I decided to close my business. Permanently. 
The emotional roller coaster I’ve been on since, has been exhausting.  I feel like I am letting everyone down. I feel like this is a good step for me! Time to do something new! I feel like I am letting everyone down. Change is good right?! I like change! I feel like I am letting everyone down. Did I make a mistake? It will be fun learning something new! I feel like I am letting everyone down.  
The job hunt process has been humbling to say the least.  To get a higher paying job you are required to have college/university in the field and/or 3-5 years experience in the field. Great. How do I get experience if I can’t get a job?  Should I go back to school?

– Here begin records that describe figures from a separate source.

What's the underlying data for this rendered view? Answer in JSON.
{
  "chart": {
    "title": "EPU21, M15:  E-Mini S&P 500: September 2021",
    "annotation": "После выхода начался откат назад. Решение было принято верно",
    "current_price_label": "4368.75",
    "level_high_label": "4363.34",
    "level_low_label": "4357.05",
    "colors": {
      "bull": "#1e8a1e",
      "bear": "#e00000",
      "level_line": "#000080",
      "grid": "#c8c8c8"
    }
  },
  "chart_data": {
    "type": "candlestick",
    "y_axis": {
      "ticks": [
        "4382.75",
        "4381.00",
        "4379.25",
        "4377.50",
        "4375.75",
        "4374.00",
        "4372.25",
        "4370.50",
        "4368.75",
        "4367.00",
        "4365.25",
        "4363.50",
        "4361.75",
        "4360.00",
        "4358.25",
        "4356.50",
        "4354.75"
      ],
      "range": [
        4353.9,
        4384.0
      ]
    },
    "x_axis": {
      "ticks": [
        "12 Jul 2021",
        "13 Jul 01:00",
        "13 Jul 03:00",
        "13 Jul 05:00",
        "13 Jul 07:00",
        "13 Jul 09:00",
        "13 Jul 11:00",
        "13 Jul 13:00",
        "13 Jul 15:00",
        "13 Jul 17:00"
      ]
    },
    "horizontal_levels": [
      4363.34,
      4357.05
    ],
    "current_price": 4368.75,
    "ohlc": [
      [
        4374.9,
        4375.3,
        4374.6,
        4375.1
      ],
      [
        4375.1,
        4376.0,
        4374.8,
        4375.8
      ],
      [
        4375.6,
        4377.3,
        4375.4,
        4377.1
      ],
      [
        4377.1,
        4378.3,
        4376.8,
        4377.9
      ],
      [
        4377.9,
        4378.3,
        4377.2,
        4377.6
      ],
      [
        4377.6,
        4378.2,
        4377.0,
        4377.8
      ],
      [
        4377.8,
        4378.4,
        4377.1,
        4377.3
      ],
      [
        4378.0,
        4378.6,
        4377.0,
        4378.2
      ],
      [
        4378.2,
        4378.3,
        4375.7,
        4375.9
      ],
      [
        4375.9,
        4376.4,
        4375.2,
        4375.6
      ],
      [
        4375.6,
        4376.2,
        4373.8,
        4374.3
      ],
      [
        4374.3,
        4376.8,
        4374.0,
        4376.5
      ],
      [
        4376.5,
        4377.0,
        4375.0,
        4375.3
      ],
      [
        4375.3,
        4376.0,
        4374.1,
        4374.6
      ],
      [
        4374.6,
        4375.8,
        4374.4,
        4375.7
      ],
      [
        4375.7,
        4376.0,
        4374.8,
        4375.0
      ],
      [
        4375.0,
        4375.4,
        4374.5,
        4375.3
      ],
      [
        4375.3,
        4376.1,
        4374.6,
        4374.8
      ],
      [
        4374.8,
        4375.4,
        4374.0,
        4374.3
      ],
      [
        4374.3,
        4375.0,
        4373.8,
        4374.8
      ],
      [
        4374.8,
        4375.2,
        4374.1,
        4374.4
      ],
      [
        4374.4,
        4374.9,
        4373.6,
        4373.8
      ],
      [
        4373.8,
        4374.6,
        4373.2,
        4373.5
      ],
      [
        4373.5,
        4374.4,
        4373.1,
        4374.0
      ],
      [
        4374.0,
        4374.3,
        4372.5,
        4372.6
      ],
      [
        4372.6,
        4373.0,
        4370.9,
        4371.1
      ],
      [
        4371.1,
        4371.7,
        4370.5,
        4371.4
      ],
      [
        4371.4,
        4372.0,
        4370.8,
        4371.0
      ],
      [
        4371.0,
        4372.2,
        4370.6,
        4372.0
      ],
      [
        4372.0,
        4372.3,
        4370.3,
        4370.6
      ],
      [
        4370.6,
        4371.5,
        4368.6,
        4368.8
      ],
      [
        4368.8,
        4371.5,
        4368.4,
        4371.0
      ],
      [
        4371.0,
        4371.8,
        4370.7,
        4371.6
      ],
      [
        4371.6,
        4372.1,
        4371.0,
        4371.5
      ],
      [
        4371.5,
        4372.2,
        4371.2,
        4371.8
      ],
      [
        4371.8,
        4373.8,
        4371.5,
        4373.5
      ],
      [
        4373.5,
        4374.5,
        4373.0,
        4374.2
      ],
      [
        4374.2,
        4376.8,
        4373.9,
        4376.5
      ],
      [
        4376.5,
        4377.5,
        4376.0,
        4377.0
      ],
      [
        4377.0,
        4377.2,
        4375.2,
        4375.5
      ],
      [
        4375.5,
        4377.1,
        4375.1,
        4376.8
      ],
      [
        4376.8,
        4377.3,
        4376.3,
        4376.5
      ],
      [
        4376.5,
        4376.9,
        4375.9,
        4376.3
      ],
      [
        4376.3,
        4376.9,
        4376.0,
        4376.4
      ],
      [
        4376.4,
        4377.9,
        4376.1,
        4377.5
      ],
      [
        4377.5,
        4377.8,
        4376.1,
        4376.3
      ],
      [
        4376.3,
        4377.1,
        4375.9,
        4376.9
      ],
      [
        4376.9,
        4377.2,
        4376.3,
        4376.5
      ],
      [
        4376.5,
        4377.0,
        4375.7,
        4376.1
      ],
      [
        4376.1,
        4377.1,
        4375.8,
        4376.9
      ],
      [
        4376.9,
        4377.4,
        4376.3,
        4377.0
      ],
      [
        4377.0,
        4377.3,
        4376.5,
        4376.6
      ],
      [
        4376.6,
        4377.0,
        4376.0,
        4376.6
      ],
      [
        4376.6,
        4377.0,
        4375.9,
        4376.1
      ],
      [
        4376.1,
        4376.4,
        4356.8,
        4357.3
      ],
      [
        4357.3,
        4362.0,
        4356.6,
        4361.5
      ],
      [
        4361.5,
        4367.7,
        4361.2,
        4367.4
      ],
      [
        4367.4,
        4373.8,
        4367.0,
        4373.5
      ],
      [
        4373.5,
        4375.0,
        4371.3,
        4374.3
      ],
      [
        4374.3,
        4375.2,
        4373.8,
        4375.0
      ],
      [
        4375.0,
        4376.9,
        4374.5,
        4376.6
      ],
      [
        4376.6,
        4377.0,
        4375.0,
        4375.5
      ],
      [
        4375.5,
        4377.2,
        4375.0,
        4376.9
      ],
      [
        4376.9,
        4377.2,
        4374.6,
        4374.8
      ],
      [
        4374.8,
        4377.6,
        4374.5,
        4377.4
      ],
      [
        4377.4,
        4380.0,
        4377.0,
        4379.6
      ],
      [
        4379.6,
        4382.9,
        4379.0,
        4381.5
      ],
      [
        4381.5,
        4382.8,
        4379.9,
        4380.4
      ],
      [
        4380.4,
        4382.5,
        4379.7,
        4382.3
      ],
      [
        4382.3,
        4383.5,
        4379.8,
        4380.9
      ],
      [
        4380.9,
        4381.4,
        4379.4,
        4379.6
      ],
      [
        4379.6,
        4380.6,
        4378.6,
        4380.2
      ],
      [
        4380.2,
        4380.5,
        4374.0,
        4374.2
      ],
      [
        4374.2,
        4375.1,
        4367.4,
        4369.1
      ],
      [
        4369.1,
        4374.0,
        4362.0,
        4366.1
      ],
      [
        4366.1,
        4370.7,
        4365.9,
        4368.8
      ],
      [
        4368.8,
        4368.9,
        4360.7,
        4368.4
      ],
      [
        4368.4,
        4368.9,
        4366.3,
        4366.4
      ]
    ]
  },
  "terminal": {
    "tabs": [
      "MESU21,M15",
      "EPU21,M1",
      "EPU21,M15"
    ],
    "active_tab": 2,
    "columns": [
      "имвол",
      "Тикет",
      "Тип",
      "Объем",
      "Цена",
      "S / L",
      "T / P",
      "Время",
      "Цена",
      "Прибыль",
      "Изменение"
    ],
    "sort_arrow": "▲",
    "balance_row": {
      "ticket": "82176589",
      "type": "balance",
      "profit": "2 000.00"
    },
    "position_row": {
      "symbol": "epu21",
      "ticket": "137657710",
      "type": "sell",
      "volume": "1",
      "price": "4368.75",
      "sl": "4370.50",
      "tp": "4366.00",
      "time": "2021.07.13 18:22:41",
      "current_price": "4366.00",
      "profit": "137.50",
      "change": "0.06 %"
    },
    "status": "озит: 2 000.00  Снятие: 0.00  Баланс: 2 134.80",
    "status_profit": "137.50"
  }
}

Do I really want to start a new career at the age of 40 after finishing at least 2 years of schooling? I don’t interview well since I am nervous and awkward in those situations. Did I make a mistake?
This whole process has turned me from an introvert to almost more of a recluse. I don’t want to be seen anywhere. I don’t want anyone to ask me why I made the decision I did. I don’t want anyone to ask me what I am going to do now.  I am enjoying my time at home, getting the house in order and spending time with my family. All the while searching the job sites every few hours, submitting resumes and trying to tell myself that a missed opportunity just means that something better will come along. 
With every lovely message I get from a past client, I cry and second guess. I did aesthetics for 18 years, it is time for something new.  The reason for this blog is not for sympathy or to sound like I am whining, or to show you a whole level of crazy you didn’t know I had. It is mainly for myself to look back and remember why I made the decision I did. I am one of those suffer in silence people, I find writing (and sharing) helps.  One thing I can be certain of, I put my whole heart into everything, and I will never stop daydreaming (ok two things). 
In closing, I can never be so serious and end it there. So I leave you with this affirmation (bonus points if you know what it is from):
I am good enough. I am smart enough. And doggone it, people like me!